To analyse the extent of the overdiagnosis taking place in the NHS Breast Screening Programme, the researchers analysed data of 57,493 breast cancer cases diagnosed in 2010 or 2011 and compared this with 105,653 patients who did not have breast cancer.

Overdiagnosis is when a real cancer is found through screening, but it has no symptoms and is so slow growing that it poses a very low risk to the patient. This is distinct from false positive results when something abnormal on a scan turns out to be non-cancerous. Until now, estimates of overdiagnosis have varied widely, ranging from less than 5% to more than 30% as a result of screening.

Absolute rates of overdiagnosis were estimated by examining the effect of screening on breast cancer risk and combining the results with national incidence data. Overdiagnosis was defined as the cumulative excess of cancers diagnosed in women aged 50-77 who attended scans at three-year intervals between age 50 and 70, compared to women who did not get screened.

In women who attended all screens in the twenty-year period, overdiagnosis was low at just 3 per 1000. This reflects a 3.7% overdiagnosis of screen-detected breast cancer.

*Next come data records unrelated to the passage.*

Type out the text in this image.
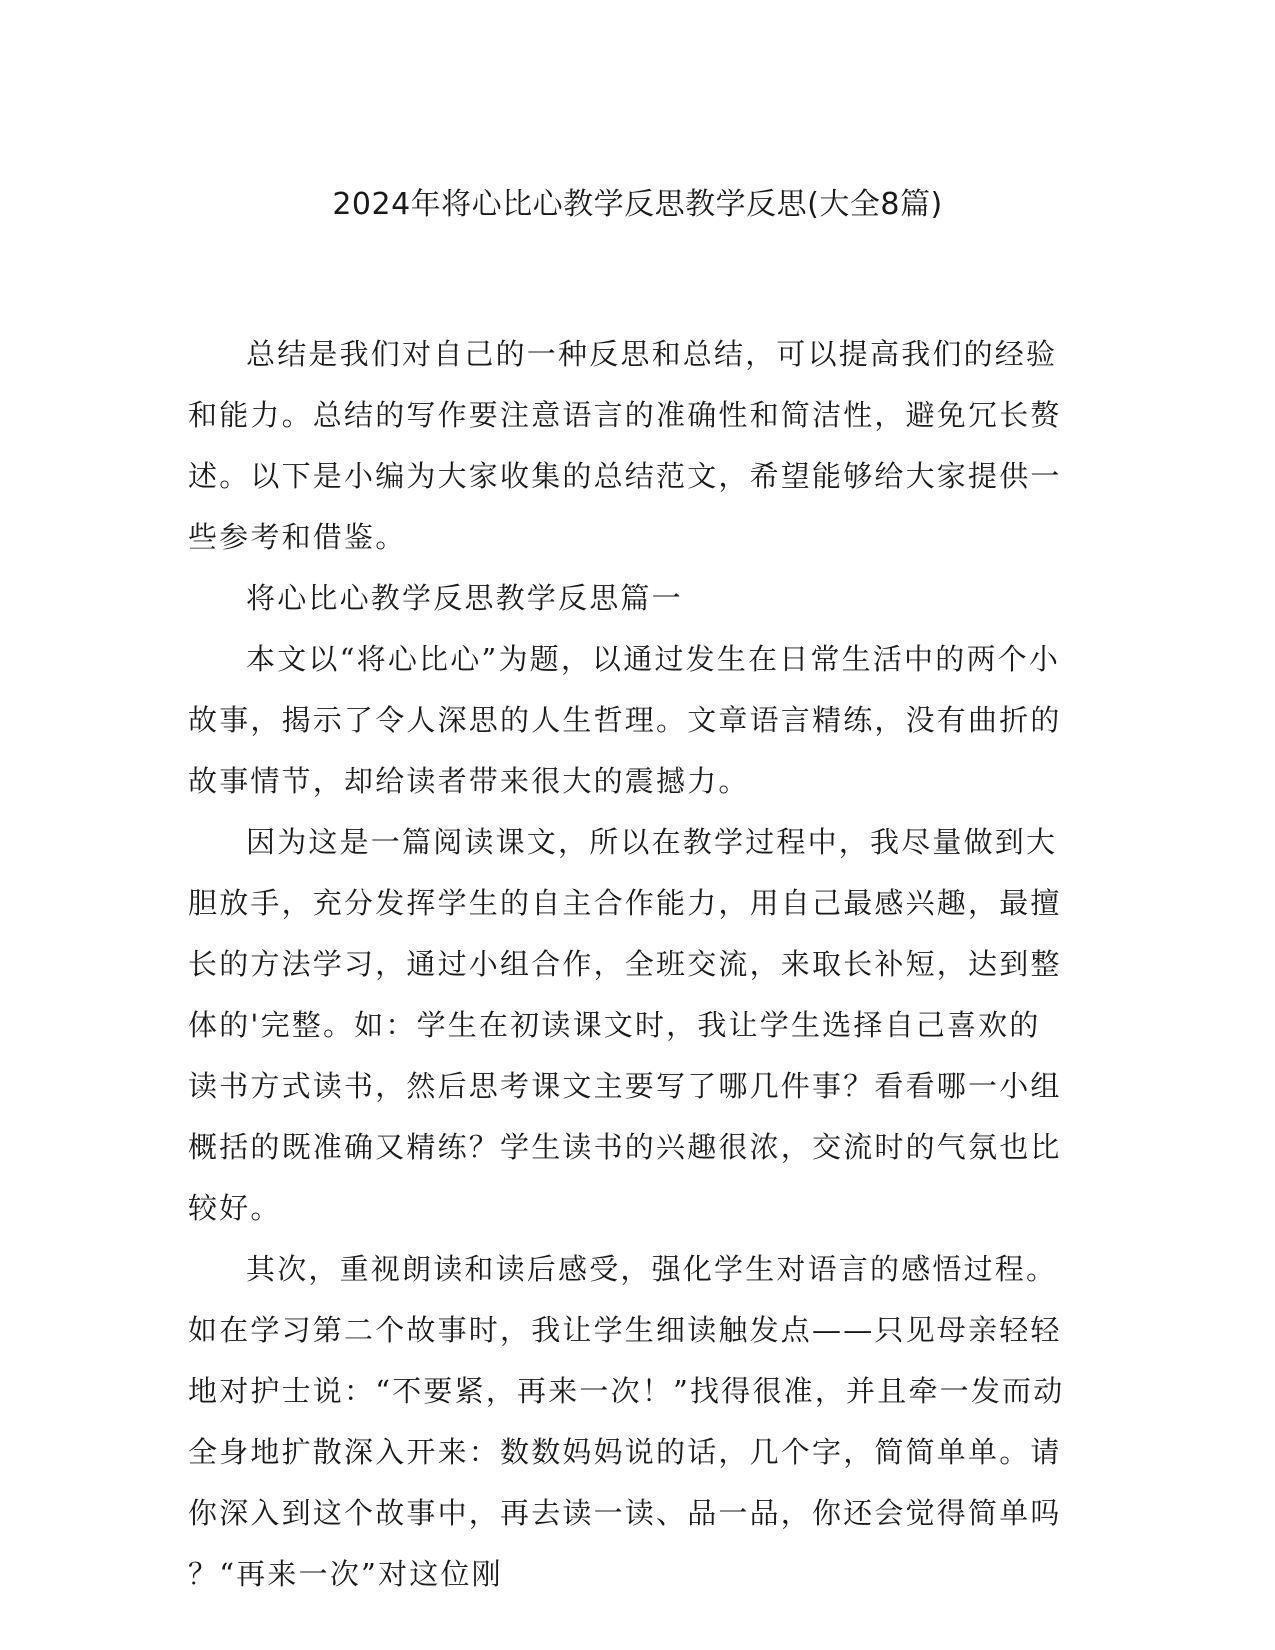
2024年将心比心教学反思教学反思(大全8篇)

总结是我们对自己的一种反思和总结，可以提高我们的经验和能力。总结的写作要注意语言的准确性和简洁性，避免冗长赘述。以下是小编为大家收集的总结范文，希望能够给大家提供一些参考和借鉴。

将心比心教学反思教学反思篇一

本文以“将心比心”为题，以通过发生在日常生活中的两个小故事，揭示了令人深思的人生哲理。文章语言精练，没有曲折的故事情节，却给读者带来很大的震撼力。

因为这是一篇阅读课文，所以在教学过程中，我尽量做到大胆放手，充分发挥学生的自主合作能力，用自己最感兴趣，最擅长的方法学习，通过小组合作，全班交流，来取长补短，达到整体的'完整。如：学生在初读课文时，我让学生选择自己喜欢的读书方式读书，然后思考课文主要写了哪几件事？看看哪一小组概括的既准确又精练？学生读书的兴趣很浓，交流时的气氛也比较好。

其次，重视朗读和读后感受，强化学生对语言的感悟过程。如在学习第二个故事时，我让学生细读触发点——只见母亲轻轻地对护士说：“不要紧，再来一次！”找得很准，并且牵一发而动全身地扩散深入开来：数数妈妈说的话，几个字，简简单单。请你深入到这个故事中，再去读一读、品一品，你还会觉得简单吗？“再来一次”对这位刚
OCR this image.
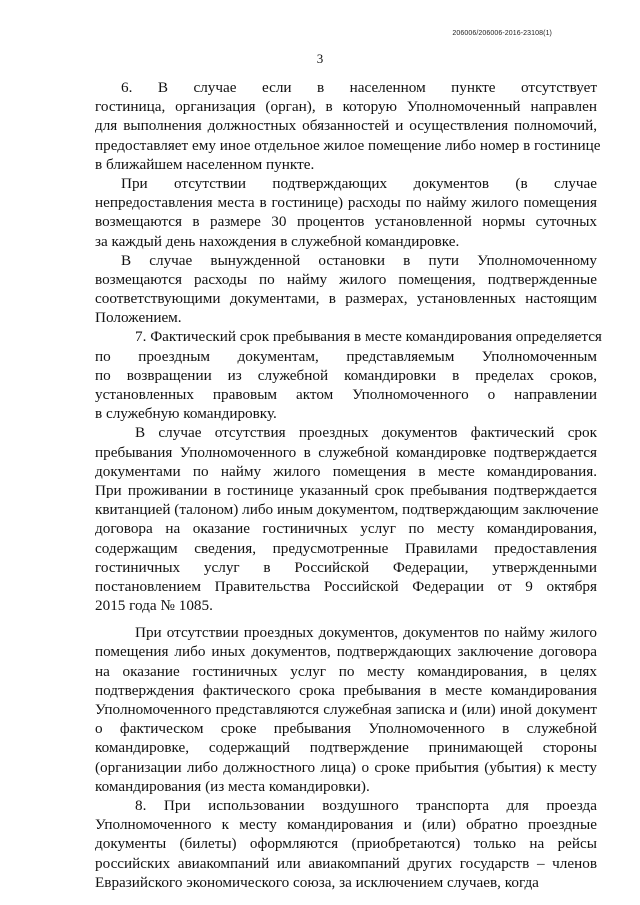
206006/206006-2016-23108(1)
3
6. В случае если в населенном пункте отсутствует
гостиница, организация (орган), в которую Уполномоченный направлен
для выполнения должностных обязанностей и осуществления полномочий,
предоставляет ему иное отдельное жилое помещение либо номер в гостинице
в ближайшем населенном пункте.
При отсутствии подтверждающих документов (в случае
непредоставления места в гостинице) расходы по найму жилого помещения
возмещаются в размере 30 процентов установленной нормы суточных
за каждый день нахождения в служебной командировке.
В случае вынужденной остановки в пути Уполномоченному
возмещаются расходы по найму жилого помещения, подтвержденные
соответствующими документами, в размерах, установленных настоящим
Положением.
7. Фактический срок пребывания в месте командирования определяется
по проездным документам, представляемым Уполномоченным
по возвращении из служебной командировки в пределах сроков,
установленных правовым актом Уполномоченного о направлении
в служебную командировку.
В случае отсутствия проездных документов фактический срок
пребывания Уполномоченного в служебной командировке подтверждается
документами по найму жилого помещения в месте командирования.
При проживании в гостинице указанный срок пребывания подтверждается
квитанцией (талоном) либо иным документом, подтверждающим заключение
договора на оказание гостиничных услуг по месту командирования,
содержащим сведения, предусмотренные Правилами предоставления
гостиничных услуг в Российской Федерации, утвержденными
постановлением Правительства Российской Федерации от 9 октября
2015 года № 1085.
При отсутствии проездных документов, документов по найму жилого
помещения либо иных документов, подтверждающих заключение договора
на оказание гостиничных услуг по месту командирования, в целях
подтверждения фактического срока пребывания в месте командирования
Уполномоченного представляются служебная записка и (или) иной документ
о фактическом сроке пребывания Уполномоченного в служебной
командировке, содержащий подтверждение принимающей стороны
(организации либо должностного лица) о сроке прибытия (убытия) к месту
командирования (из места командировки).
8. При использовании воздушного транспорта для проезда
Уполномоченного к месту командирования и (или) обратно проездные
документы (билеты) оформляются (приобретаются) только на рейсы
российских авиакомпаний или авиакомпаний других государств – членов
Евразийского экономического союза, за исключением случаев, когда
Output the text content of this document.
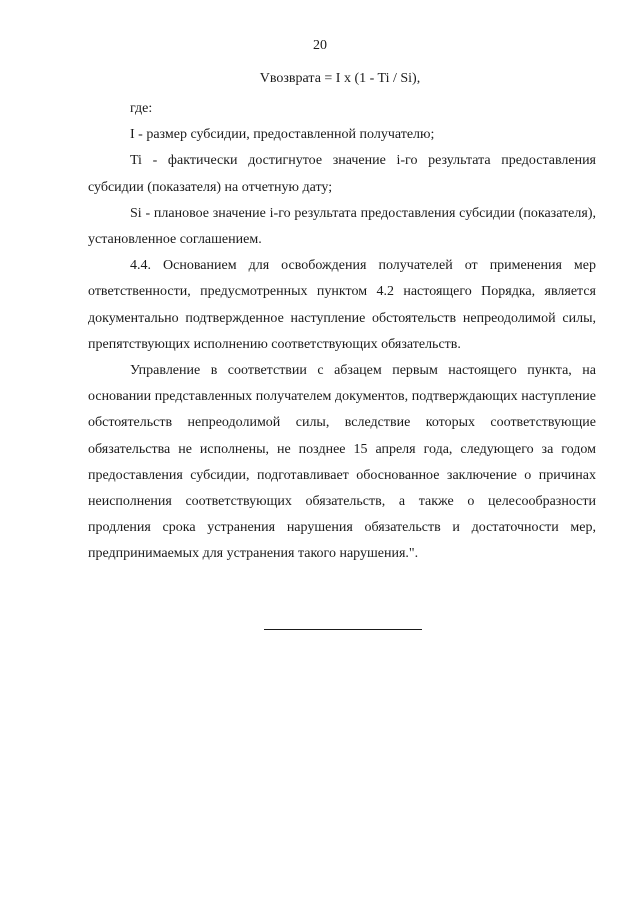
20
Vвозврата = I x (1 - Ti / Si),

где:

I - размер субсидии, предоставленной получателю;

Ti - фактически достигнутое значение i-го результата предоставления субсидии (показателя) на отчетную дату;

Si - плановое значение i-го результата предоставления субсидии (показателя), установленное соглашением.

4.4. Основанием для освобождения получателей от применения мер ответственности, предусмотренных пунктом 4.2 настоящего Порядка, является документально подтвержденное наступление обстоятельств непреодолимой силы, препятствующих исполнению соответствующих обязательств.

Управление в соответствии с абзацем первым настоящего пункта, на основании представленных получателем документов, подтверждающих наступление обстоятельств непреодолимой силы, вследствие которых соответствующие обязательства не исполнены, не позднее 15 апреля года, следующего за годом предоставления субсидии, подготавливает обоснованное заключение о причинах неисполнения соответствующих обязательств, а также о целесообразности продления срока устранения нарушения обязательств и достаточности мер, предпринимаемых для устранения такого нарушения.".
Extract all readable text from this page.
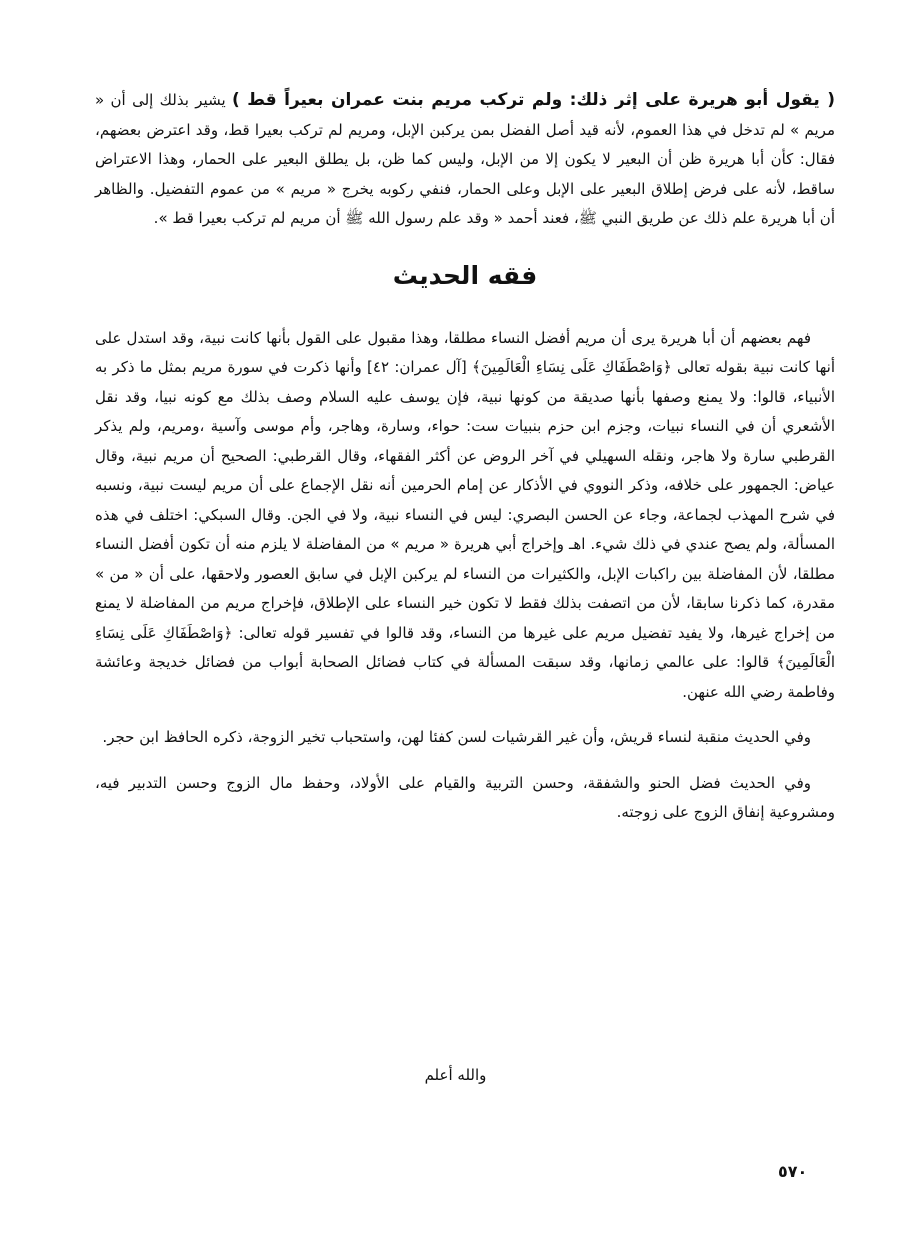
( يقول أبو هريرة على إثر ذلك: ولم تركب مريم بنت عمران بعيراً قط ) يشير بذلك إلى أن « مريم » لم تدخل في هذا العموم، لأنه قيد أصل الفضل بمن يركبن الإبل، ومريم لم تركب بعيرا قط، وقد اعترض بعضهم، فقال: كأن أبا هريرة ظن أن البعير لا يكون إلا من الإبل، وليس كما ظن، بل يطلق البعير على الحمار، وهذا الاعتراض ساقط، لأنه على فرض إطلاق البعير على الإبل وعلى الحمار، فنفي ركوبه يخرج « مريم » من عموم التفضيل. والظاهر أن أبا هريرة علم ذلك عن طريق النبي ﷺ، فعند أحمد « وقد علم رسول الله ﷺ أن مريم لم تركب بعيرا قط ».

فقه الحديث

فهم بعضهم أن أبا هريرة يرى أن مريم أفضل النساء مطلقا، وهذا مقبول على القول بأنها كانت نبية، وقد استدل على أنها كانت نبية بقوله تعالى ﴿وَاصْطَفَاكِ عَلَى نِسَاءِ الْعَالَمِينَ﴾ [آل عمران: ٤٢] وأنها ذكرت في سورة مريم بمثل ما ذكر به الأنبياء، قالوا: ولا يمنع وصفها بأنها صديقة من كونها نبية، فإن يوسف عليه السلام وصف بذلك مع كونه نبيا، وقد نقل الأشعري أن في النساء نبيات، وجزم ابن حزم بنبيات ست: حواء، وسارة، وهاجر، وأم موسى وآسية ،ومريم، ولم يذكر القرطبي سارة ولا هاجر، ونقله السهيلي في آخر الروض عن أكثر الفقهاء، وقال القرطبي: الصحيح أن مريم نبية، وقال عياض: الجمهور على خلافه، وذكر النووي في الأذكار عن إمام الحرمين أنه نقل الإجماع على أن مريم ليست نبية، ونسبه في شرح المهذب لجماعة، وجاء عن الحسن البصري: ليس في النساء نبية، ولا في الجن. وقال السبكي: اختلف في هذه المسألة، ولم يصح عندي في ذلك شيء. اهـ وإخراج أبي هريرة « مريم » من المفاضلة لا يلزم منه أن تكون أفضل النساء مطلقا، لأن المفاضلة بين راكبات الإبل، والكثيرات من النساء لم يركبن الإبل في سابق العصور ولاحقها، على أن « من » مقدرة، كما ذكرنا سابقا، لأن من اتصفت بذلك فقط لا تكون خير النساء على الإطلاق، فإخراج مريم من المفاضلة لا يمنع من إخراج غيرها، ولا يفيد تفضيل مريم على غيرها من النساء، وقد قالوا في تفسير قوله تعالى: ﴿وَاصْطَفَاكِ عَلَى نِسَاءِ الْعَالَمِينَ﴾ قالوا: على عالمي زمانها، وقد سبقت المسألة في كتاب فضائل الصحابة أبواب من فضائل خديجة وعائشة وفاطمة رضي الله عنهن.

وفي الحديث منقبة لنساء قريش، وأن غير القرشيات لسن كفئا لهن، واستحباب تخير الزوجة، ذكره الحافظ ابن حجر.

وفي الحديث فضل الحنو والشفقة، وحسن التربية والقيام على الأولاد، وحفظ مال الزوج وحسن التدبير فيه، ومشروعية إنفاق الزوج على زوجته.

والله أعلم
٥٧٠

Professor Stephen Duffy from Queen Mary University of London said: ‘These results provide some reassurance that participation in the NHS Breast Screening Programme confers only a low risk of an overdiagnosed breast cancer. Along with the results of our previous study of the effect of screening on breast cancer mortality, this indicates that the benefit of screening in preventing deaths from breast cancer outweighs the small risk of overdiagnosis.’

The rate of overdiagnosis found was considerably lower than has been suggested in the past. The researchers hope that the data will help women make an informed decision on whether to be screened by providing reliable estimates of overdiagnosis.

This comes after a study from the University of Sheffield found offering more home test kits could prevent 11,000 bowel cancer deaths.